By defining an API, you can begin to immediately serve the customer, because you can build a modern GUI on top of it, unencumbered by the legacy of the past. You can begin to build what history has shown needs to be built to serve the customer, whether that is the US citizen at large, or a division of an office, or a bureau of an agency. You may choose to allow outsiders to directly make calls to your API, but even if you do not do this, you can create independence of the legacy technology.

Sometimes, such an API can be constructed based on a clear engineering understanding of the internals of the legacy system. This is the best approach; however, it may be impractical if the knowledge and understanding of the system has been lost. In such a case, programmers are wont to resort to reverse engineering solutions, as I did recently. Any system which offers a GUI (graphical user interface) to users can be reverse engineered to construct a programmatic interface on top of that interface. We generally call this scraping the GUI, and it isn’t pretty.
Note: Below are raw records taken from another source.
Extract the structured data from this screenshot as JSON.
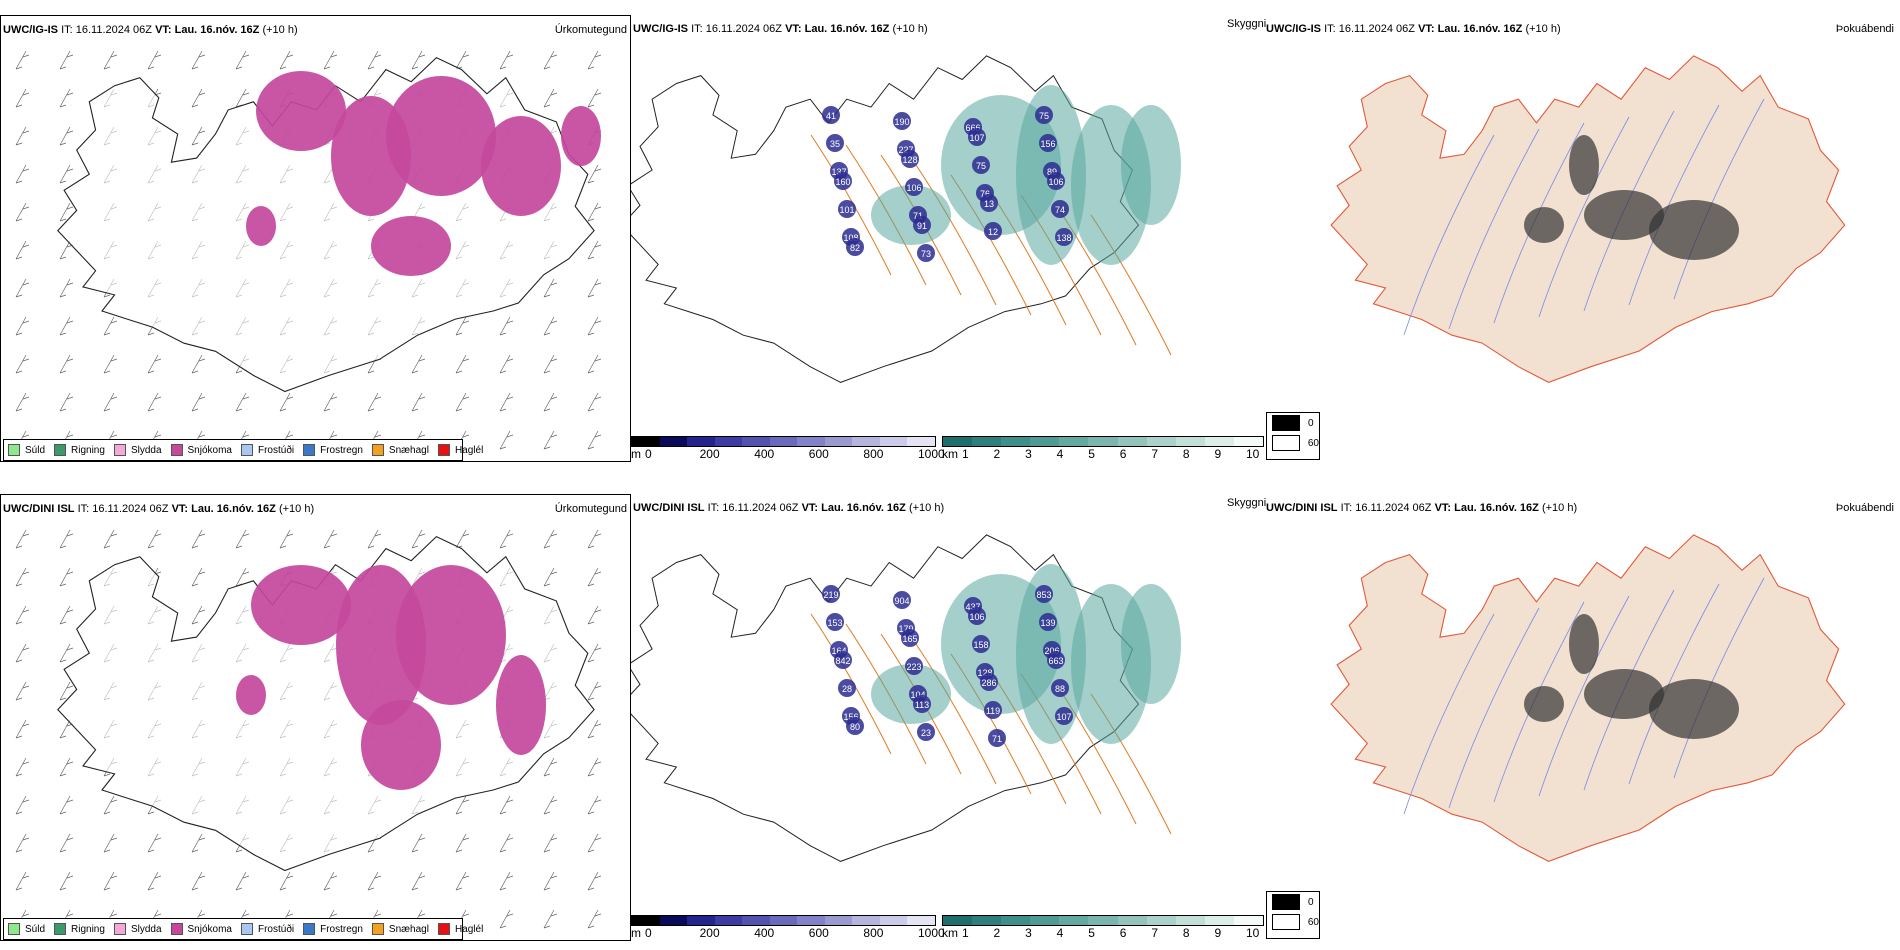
{
  "rows": [
    {
      "model": "UWC/IG-IS",
      "it_label": "IT:",
      "it_value": "16.11.2024 06Z",
      "vt_label": "VT:",
      "vt_value": "Lau. 16.nóv. 16Z",
      "lead": "(+10 h)",
      "precip_title": "Úrkomutegund",
      "cloud_title": "Skyggni",
      "fog_title": "Þokuábendi",
      "cloud_labels": [
        "41",
        "190",
        "666",
        "75",
        "35",
        "227",
        "107",
        "156",
        "137",
        "128",
        "75",
        "89",
        "160",
        "106",
        "76",
        "106",
        "101",
        "71",
        "13",
        "74",
        "108",
        "91",
        "12",
        "138",
        "82",
        "73"
      ]
    },
    {
      "model": "UWC/DINI ISL",
      "it_label": "IT:",
      "it_value": "16.11.2024 06Z",
      "vt_label": "VT:",
      "vt_value": "Lau. 16.nóv. 16Z",
      "lead": "(+10 h)",
      "precip_title": "Úrkomutegund",
      "cloud_title": "Skyggni",
      "fog_title": "Þokuábendi",
      "cloud_labels": [
        "219",
        "904",
        "437",
        "853",
        "153",
        "179",
        "106",
        "139",
        "164",
        "165",
        "158",
        "206",
        "842",
        "223",
        "128",
        "663",
        "28",
        "104",
        "286",
        "88",
        "156",
        "113",
        "119",
        "107",
        "80",
        "23",
        "71"
      ]
    }
  ],
  "precip_legend": [
    {
      "label": "Súld",
      "color": "#8ee88e"
    },
    {
      "label": "Rigning",
      "color": "#3a9a6a"
    },
    {
      "label": "Slydda",
      "color": "#f4a8d8"
    },
    {
      "label": "Snjókoma",
      "color": "#c4489c"
    },
    {
      "label": "Frostúði",
      "color": "#a8c8f0"
    },
    {
      "label": "Frostregn",
      "color": "#3c78c8"
    },
    {
      "label": "Snæhagl",
      "color": "#f4a020"
    },
    {
      "label": "Haglél",
      "color": "#e81010"
    }
  ],
  "height_bar": {
    "unit": "m",
    "ticks": [
      "0",
      "200",
      "400",
      "600",
      "800",
      "1000"
    ],
    "colors": [
      "#000000",
      "#0a0a5a",
      "#24248e",
      "#3c3ca4",
      "#5252b0",
      "#6a6abc",
      "#8282c8",
      "#9a9ad0",
      "#b4b4dc",
      "#ccccea",
      "#e4e4f4"
    ]
  },
  "vis_bar": {
    "unit": "km",
    "ticks": [
      "1",
      "2",
      "3",
      "4",
      "5",
      "6",
      "7",
      "8",
      "9",
      "10"
    ],
    "colors": [
      "#1e6e6e",
      "#2e7e7e",
      "#3e8e8a",
      "#509a96",
      "#64a8a2",
      "#7ab6ae",
      "#92c4bc",
      "#aad2ca",
      "#c2e0d8",
      "#dceee8",
      "#f4faf8"
    ]
  },
  "fog_legend": [
    {
      "label": "0",
      "color": "#000000"
    },
    {
      "label": "60",
      "color": "#ffffff"
    }
  ]
}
It leads to the absurd architectural diagram of a GUI on top of an API on top of a GUI on top of a miasma. But it gets the job done, and that is what a pragmatic software engineer must care about: serving the customer.
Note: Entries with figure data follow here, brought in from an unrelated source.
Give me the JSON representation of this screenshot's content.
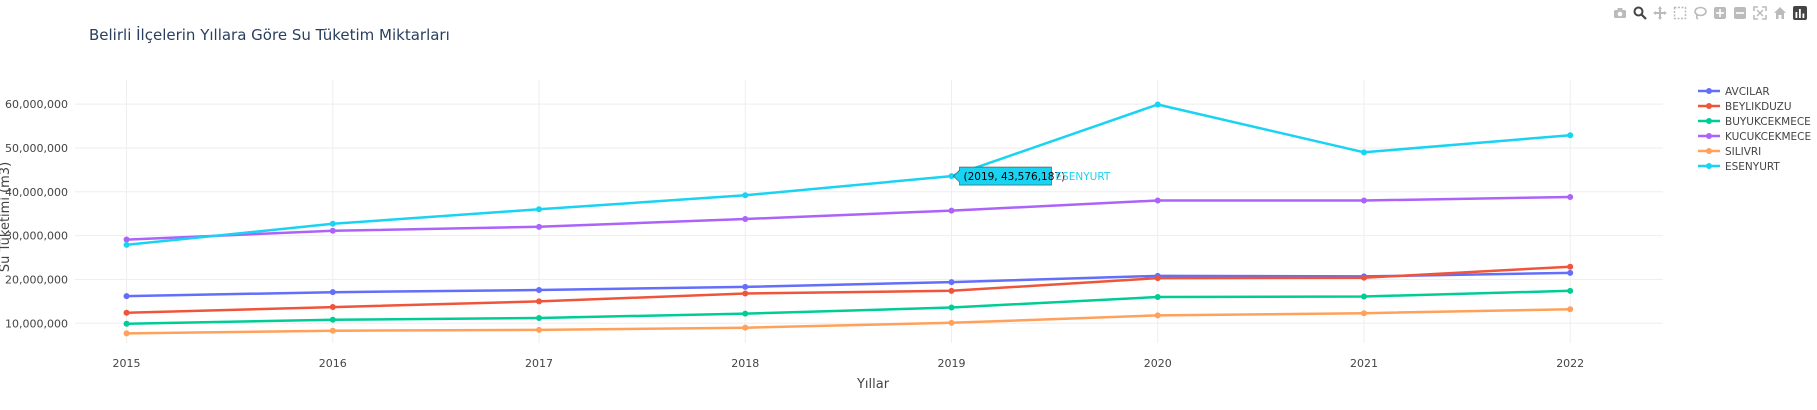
{
  "colors": {
    "grid": "#eeeeee",
    "text": "#444444",
    "title": "#2a3f5f",
    "modebar": "#bbbbbb",
    "modebar_active": "#444444"
  },
  "modebar": [
    "camera-icon",
    "zoom-icon",
    "pan-icon",
    "box-select-icon",
    "lasso-icon",
    "zoom-in-icon",
    "zoom-out-icon",
    "autoscale-icon",
    "reset-axes-icon",
    "plotly-logo-icon"
  ],
  "chart_data": {
    "type": "line",
    "title": "Belirli İlçelerin Yıllara Göre Su Tüketim Miktarları",
    "xlabel": "Yıllar",
    "ylabel": "Su Tüketimi (m3)",
    "x": [
      2015,
      2016,
      2017,
      2018,
      2019,
      2020,
      2021,
      2022
    ],
    "xlim": [
      2014.75,
      2022.45
    ],
    "ylim": [
      5500000,
      65500000
    ],
    "yticks": [
      10000000,
      20000000,
      30000000,
      40000000,
      50000000,
      60000000
    ],
    "ytick_labels": [
      "10,000,000",
      "20,000,000",
      "30,000,000",
      "40,000,000",
      "50,000,000",
      "60,000,000"
    ],
    "grid": true,
    "legend_position": "right",
    "series": [
      {
        "name": "AVCILAR",
        "color": "#636efa",
        "values": [
          16200000,
          17100000,
          17600000,
          18300000,
          19400000,
          20800000,
          20700000,
          21500000
        ]
      },
      {
        "name": "BEYLIKDUZU",
        "color": "#ef553b",
        "values": [
          12400000,
          13700000,
          15000000,
          16800000,
          17400000,
          20300000,
          20400000,
          22900000
        ]
      },
      {
        "name": "BUYUKCEKMECE",
        "color": "#00cc96",
        "values": [
          9900000,
          10800000,
          11200000,
          12200000,
          13600000,
          16000000,
          16100000,
          17400000
        ]
      },
      {
        "name": "KUCUKCEKMECE",
        "color": "#ab63fa",
        "values": [
          29100000,
          31100000,
          32000000,
          33800000,
          35700000,
          38000000,
          38000000,
          38800000
        ]
      },
      {
        "name": "SILIVRI",
        "color": "#ffa15a",
        "values": [
          7700000,
          8300000,
          8500000,
          9000000,
          10100000,
          11800000,
          12300000,
          13200000
        ]
      },
      {
        "name": "ESENYURT",
        "color": "#19d3f3",
        "values": [
          27900000,
          32700000,
          36000000,
          39200000,
          43576187,
          59900000,
          49000000,
          52900000
        ]
      }
    ],
    "hover": {
      "series_index": 5,
      "point_index": 4,
      "label": "(2019, 43,576,187)",
      "name": "ESENYURT"
    }
  }
}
build an API and an interface to scrape information from a legacy

Once a valuable API is defined, there is a wall between decisions about how to effectively use the API that completely divorces them from decisions about what to do with the code that implements the API. Efforts to rewrite the legacy system may proceed mostly independent of the efforts to build functionality that uses the API. Or, efforts to rewrite it may not proceed at all—the Encasement Strategy.

As an engineer who loves hard problems, the idea of leaving a legacy system in place and not attempting to rewrite it is a serious challenge. But I think we should always make that decision independent of decisions on how to best serve the customer.

Let us work through a highly contrived thought experiment. Imagine that 100 years from now there is a team of 5 highly skilled specialists, known as Software Conservationists. Their sole job is to maintain the sealed-off core of the legacy system which is STILL implementing an API that serves the US Citizen. Just like Art Conservationists working at the Smithsonian today, future citizens could train to do it.

The Software Conservationists are employed because of two decisions made today:

  1. A decision to create an API
  2. A decision not to rewrite the legacy system

Let us say that it costs $1,000,000 present-day dollars to maintain this team every year from now until the corium in Chernobyl is no longer hot.

How much money would you have to save this year in order to justify paying out an annuity of $1,000,000? Assuming that one could obtain a risk-free 3% after-inflation return on an investment (or, in accounting terms, discount rate of 3%), how much money would you have to save to justify making a decision today that creates the Software Conservationists profession a century from now? The answer is an elementary present value calculation: $34 million or more.

If a realist who is keeping her users top of mind can save the US Taxpayer $34 million today, she should employ the Encasement Strategy and not be ashamed of it. Such a realist should of course recognize the long-term effects of Software Conservation versus the creation of a new, modern system.

Whether the details of your toxic system lead you to begin the legacy rewrite immediately or to employ the Encasement Strategy of delaying the rewrite indefinitely, get started on a well-designed API today.


After this article was published, a kind tweet by David Illsley suggested that this was the Strangler Pattern which Martin Fowler has blogged about. Martin Fowler credits a paper by Chris Stevenson and Andy Pols as the initiator of this idea, and further more references a set of case studies collected by Paul Hammant.